Stocks snapped a four-day winning streak on Wednesday after a trio of weak economic reports tarnished the shine on recovery hopes. This morning's ADP jobs report showed U.S. private employers shed 532,000 jobs in May, fewer than the upwardly revised 545,000 jobs lost in April, but more than 520,000 expected. Experts commented on the above and more. Read and listen to what they had to say...(UPDATED)
We're Due For a Market Pullback
A market pullback is coming, said Rick Bensignor of Execution LLC. He said he is not negative on the dollar, despite bearish sentiments.
Meanwhile, Dean Curnutt of Macro Risk Advisors said massive liquidity provided by the Fed is forcing investors back into risk assets and there will be significant economic challenges in the long-term.
U.S. Autos Can Cut It
It’s been known for a long time that there were too many domestic dealerships and it was a struggle, said Herb Chambers of Herb Chambers Companies.
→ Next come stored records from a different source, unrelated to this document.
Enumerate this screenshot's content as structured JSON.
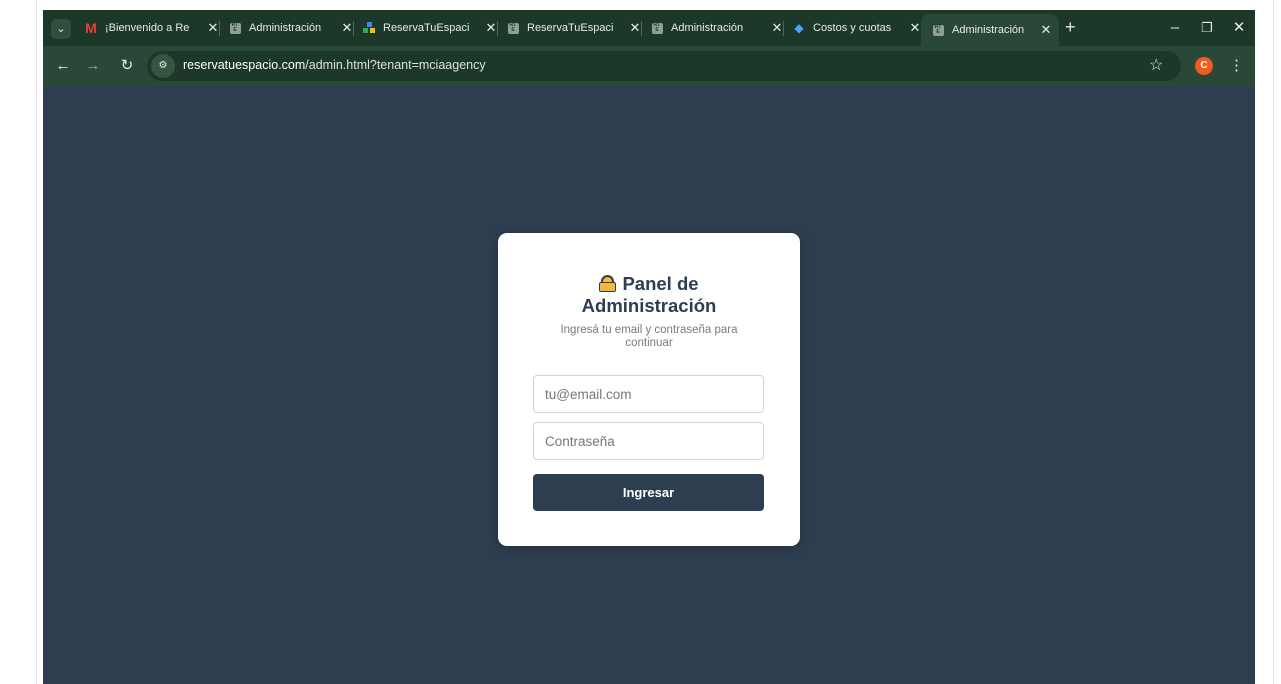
{
  "browser": {
    "tabs": [
      {
        "title": "¡Bienvenido a Re",
        "icon": "gmail-icon"
      },
      {
        "title": "Administración",
        "icon": "rt-icon"
      },
      {
        "title": "ReservaTuEspaci",
        "icon": "grid-icon"
      },
      {
        "title": "ReservaTuEspaci",
        "icon": "rt-icon"
      },
      {
        "title": "Administración",
        "icon": "rt-icon"
      },
      {
        "title": "Costos y cuotas",
        "icon": "dropbox-icon"
      },
      {
        "title": "Administración",
        "icon": "rt-icon",
        "active": true
      }
    ],
    "tab_close": "✕",
    "favicon_rt": "RT E",
    "favicon_m": "M",
    "new_tab": "+",
    "url_domain": "reservatuespacio.com",
    "url_path": "/admin.html?tenant=mciaagency",
    "profile_initial": "C",
    "colors": {
      "frame": "#1c3828",
      "toolbar": "#2a4837",
      "page": "#2e3e50"
    }
  },
  "login": {
    "title_line1": "Panel de",
    "title_line2": "Administración",
    "subtitle_line1": "Ingresá tu email y contraseña para",
    "subtitle_line2": "continuar",
    "email_placeholder": "tu@email.com",
    "password_placeholder": "Contraseña",
    "submit_label": "Ingresar",
    "colors": {
      "primary": "#2c3e50",
      "card": "#ffffff"
    }
  }
}
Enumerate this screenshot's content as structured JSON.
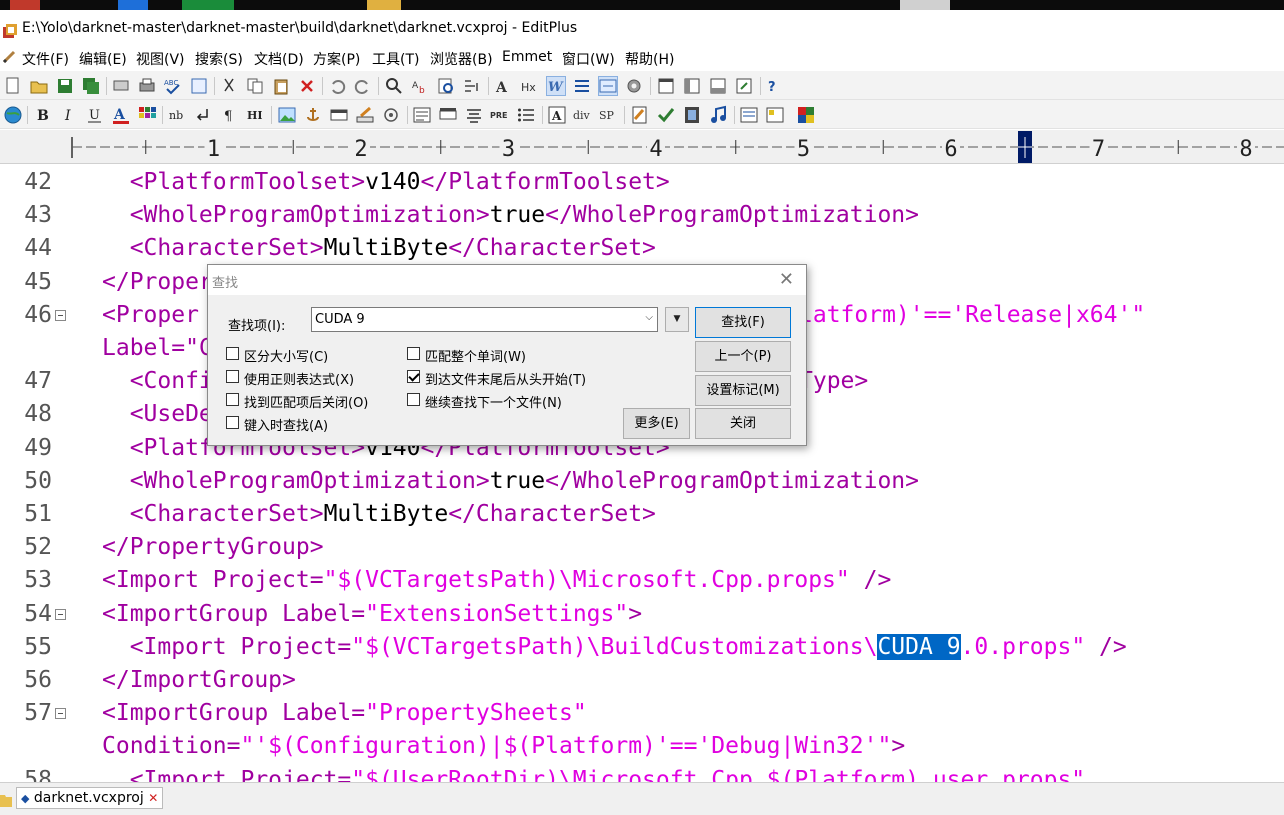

He said American companies are now producing high-quality cars that can compete with Japanese cars.
GM/Chrysler Bankruptcy Was Inevitable
Austin Logon of CarMax said while auto makers' bankruptcies were unfortunate, it was an inevitable processbecause it was the only way that GM and Chrysler could get out of dealer networks that generate unnecessary amounts of cost that’s added onto the vehicles.
Do Not Expect a ‘V-Shaped’ Recovery
Didier Borowski of Societe Generale Asset Management said he does not believe that the recent rally has been based on fundamentals. As a result, he expects disappointing economic data ahead. “While there seems to be a stabilization, there is no reason from a fundamental standpoint that we’ll see a V-shaped recovery,” he said.
GDP Growth of 1.5-2% in Q3
“We’re on our way to an economic recovery — the recovery could be here by summer’s end,” said John Lonski of Moody’s Investors Service. Whenever jobless claims numbers decline for two consecutive months, it signals the end of a recession or a beginning of a recovery, he said. He predicted a 1.5 to 2 percent GDP growth in the third-quarter.
Counterpoint: ‘Sub-Par’ Recovery... Next Year
“We have some significant imbalances we have to work with and the consumer savings rate has to go up,” said David Rosenberg of Gluskin Sheff & Associates. Although there will be a “sub-par” recovery, it will not take place until next year. “It tells me to be cautious in investment strategies,” he said.